Dice di più, Geronzi: "Unicredit è una grande istituzione sovranazionale. Il modo in cui è stato affrontato il caso Profumo non è degno di una "banchetta" di provincia. Io non sono azionista di Unicredit. Ma da "banchiere di sistema" che si è sempre battuto per la stabilità, dico che in questi giorni è stata data ai mercati internazionali una pessima dimostrazione di ciò che è il sistema finanziario italiano. Il consiglio di amministrazione dell'altro ieri, con gente che entra e che esce e foglietti che volano da un tavolo all'altro, è uno spettacolo avvilente. In Francia e in Germania una cosa del genere non sarebbe mai accaduta. Mi chiedo perché debba accadere da noi. E da questo punto di vista sono convinto che, con questa vicenda, sia stata fatto un grave danno all'Italia. In un grande Paese, l'establishment non si comporta così...".

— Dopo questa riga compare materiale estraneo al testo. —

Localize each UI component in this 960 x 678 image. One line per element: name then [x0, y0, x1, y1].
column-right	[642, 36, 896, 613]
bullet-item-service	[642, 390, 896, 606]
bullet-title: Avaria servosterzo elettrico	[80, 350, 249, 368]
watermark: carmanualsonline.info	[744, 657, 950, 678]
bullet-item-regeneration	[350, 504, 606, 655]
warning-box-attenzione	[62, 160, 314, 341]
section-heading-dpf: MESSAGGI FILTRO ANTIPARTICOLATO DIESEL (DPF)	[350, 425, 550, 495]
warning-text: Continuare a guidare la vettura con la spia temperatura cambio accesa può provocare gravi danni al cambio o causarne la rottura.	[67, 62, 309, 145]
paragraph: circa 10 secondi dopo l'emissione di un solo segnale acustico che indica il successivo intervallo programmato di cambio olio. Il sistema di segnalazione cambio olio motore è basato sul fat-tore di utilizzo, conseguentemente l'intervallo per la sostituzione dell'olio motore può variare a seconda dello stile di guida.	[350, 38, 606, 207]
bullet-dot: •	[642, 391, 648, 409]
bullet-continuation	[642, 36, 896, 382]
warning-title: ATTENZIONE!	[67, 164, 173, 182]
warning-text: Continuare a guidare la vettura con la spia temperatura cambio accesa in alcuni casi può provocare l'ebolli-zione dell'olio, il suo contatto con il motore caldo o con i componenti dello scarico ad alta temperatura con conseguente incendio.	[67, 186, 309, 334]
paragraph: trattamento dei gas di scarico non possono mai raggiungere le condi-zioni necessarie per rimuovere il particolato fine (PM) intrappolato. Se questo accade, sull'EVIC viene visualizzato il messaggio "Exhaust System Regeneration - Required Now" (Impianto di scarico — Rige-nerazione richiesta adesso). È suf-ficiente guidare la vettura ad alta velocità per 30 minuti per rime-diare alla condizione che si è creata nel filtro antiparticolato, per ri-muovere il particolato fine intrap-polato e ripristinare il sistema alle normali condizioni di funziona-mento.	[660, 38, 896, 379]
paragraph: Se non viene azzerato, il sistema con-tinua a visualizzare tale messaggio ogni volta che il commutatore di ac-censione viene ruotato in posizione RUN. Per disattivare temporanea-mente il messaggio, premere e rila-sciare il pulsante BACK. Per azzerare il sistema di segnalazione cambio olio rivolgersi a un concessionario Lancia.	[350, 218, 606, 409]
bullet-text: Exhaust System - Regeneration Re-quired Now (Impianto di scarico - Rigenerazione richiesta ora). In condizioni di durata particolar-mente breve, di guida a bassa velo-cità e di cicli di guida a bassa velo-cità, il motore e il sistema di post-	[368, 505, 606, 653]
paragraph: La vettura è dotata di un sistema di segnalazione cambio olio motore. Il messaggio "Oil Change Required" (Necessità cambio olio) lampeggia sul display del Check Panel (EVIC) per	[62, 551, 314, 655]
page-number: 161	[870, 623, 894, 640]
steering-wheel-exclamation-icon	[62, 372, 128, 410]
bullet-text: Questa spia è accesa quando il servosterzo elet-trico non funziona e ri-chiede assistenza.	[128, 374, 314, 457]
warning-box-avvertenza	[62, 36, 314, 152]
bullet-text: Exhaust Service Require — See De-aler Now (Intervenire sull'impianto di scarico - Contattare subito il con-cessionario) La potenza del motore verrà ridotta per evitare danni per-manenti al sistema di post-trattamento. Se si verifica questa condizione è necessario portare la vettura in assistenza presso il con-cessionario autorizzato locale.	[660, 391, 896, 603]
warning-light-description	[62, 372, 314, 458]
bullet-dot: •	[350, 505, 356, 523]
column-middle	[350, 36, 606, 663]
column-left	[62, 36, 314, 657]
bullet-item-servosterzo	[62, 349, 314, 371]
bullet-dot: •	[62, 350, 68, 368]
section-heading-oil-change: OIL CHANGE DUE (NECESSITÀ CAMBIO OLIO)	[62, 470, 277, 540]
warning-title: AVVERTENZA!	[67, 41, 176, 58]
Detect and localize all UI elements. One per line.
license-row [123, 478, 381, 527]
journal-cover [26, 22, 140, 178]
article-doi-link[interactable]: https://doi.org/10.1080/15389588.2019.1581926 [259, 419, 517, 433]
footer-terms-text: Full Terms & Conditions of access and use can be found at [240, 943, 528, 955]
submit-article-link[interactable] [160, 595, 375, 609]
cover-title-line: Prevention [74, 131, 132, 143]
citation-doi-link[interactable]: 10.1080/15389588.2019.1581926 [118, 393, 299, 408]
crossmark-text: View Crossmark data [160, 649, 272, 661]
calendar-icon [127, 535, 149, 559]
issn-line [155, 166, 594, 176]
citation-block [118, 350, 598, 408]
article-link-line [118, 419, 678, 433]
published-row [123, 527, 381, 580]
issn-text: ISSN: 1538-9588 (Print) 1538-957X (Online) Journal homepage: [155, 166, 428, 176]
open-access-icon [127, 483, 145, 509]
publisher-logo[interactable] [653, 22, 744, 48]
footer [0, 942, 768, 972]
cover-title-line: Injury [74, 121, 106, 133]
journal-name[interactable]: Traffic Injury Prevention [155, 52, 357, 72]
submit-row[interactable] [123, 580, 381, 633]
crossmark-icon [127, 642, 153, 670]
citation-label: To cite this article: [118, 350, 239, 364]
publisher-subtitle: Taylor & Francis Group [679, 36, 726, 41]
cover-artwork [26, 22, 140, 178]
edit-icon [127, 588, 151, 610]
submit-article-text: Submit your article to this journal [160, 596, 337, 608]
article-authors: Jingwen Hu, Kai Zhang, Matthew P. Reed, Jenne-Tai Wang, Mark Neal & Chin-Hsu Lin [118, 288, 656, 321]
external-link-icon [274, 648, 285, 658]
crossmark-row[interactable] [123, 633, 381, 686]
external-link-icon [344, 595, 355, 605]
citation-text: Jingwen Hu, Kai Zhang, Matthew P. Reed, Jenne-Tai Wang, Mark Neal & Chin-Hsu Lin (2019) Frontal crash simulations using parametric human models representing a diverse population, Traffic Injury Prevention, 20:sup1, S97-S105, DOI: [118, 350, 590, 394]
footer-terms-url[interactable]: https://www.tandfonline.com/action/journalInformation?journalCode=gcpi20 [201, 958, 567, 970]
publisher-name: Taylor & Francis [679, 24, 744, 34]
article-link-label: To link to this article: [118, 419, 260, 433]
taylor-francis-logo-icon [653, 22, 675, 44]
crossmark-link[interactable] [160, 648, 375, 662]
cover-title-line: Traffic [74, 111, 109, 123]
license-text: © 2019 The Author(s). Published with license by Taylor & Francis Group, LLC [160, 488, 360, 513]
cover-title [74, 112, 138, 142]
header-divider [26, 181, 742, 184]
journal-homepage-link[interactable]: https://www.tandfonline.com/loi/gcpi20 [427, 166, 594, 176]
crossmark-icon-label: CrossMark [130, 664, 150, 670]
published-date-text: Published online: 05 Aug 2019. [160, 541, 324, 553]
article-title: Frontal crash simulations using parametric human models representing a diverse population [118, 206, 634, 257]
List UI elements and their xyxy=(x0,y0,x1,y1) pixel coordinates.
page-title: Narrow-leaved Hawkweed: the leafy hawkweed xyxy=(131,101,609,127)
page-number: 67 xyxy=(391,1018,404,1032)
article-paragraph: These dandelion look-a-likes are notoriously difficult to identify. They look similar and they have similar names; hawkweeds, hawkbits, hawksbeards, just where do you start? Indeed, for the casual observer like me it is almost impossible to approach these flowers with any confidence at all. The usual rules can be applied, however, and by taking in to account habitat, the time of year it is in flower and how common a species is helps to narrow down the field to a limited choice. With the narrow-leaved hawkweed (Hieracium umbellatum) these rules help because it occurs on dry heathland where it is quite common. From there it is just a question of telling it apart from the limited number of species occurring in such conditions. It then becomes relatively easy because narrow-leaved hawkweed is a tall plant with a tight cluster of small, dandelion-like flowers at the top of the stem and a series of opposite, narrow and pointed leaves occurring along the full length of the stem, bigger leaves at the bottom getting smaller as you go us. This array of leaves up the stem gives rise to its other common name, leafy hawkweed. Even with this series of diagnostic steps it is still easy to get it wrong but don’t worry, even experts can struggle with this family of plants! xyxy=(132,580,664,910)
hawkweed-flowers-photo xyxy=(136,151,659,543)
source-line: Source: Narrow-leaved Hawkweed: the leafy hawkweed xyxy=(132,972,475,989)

Su questo, davvero, non si può che essere d'accordo con Geronzi. Resta da capire a che punto è il progetto di fusione Mediobanca-Generali, che Bisignani descrive come il vero, grande sogno del banchiere di Marino: "Se scrive di nuovo che questo è il mio progetto mi offendo. Non ci penso, non ci ho mai pensato... ". L'obiezione finale è fin troppo facile: aveva smentito seccamente anche l'ipotesi di un suo trasloco da Piazzetta Cuccia al Leone Alato, che invece nella primavera scorsa è andato puntualmente in porto. "Quella è tutt'altra storia - conclude Geronzi - poiché decisi di accettare il trasferimento solo l'ultima settimana, e nel comitato nomine di Mediobanca decidemmo tutti assieme, all'unanimità. Io ho a cuore la stabilità. Mi si può dire che le Generali possono essere gestite meglio, in modo più dinamico o più redditizio. Accetto tutto. Ma non mi si può e non mi si potrà mai dire che un'istituzione che presiedo possa concorrere a sfasciare il sistema. In tutta la mia vita ho fatto esattamente l'opposto. E continuerò a farlo". Vedremo chi ha ragione. Appuntamento alla prossima primavera.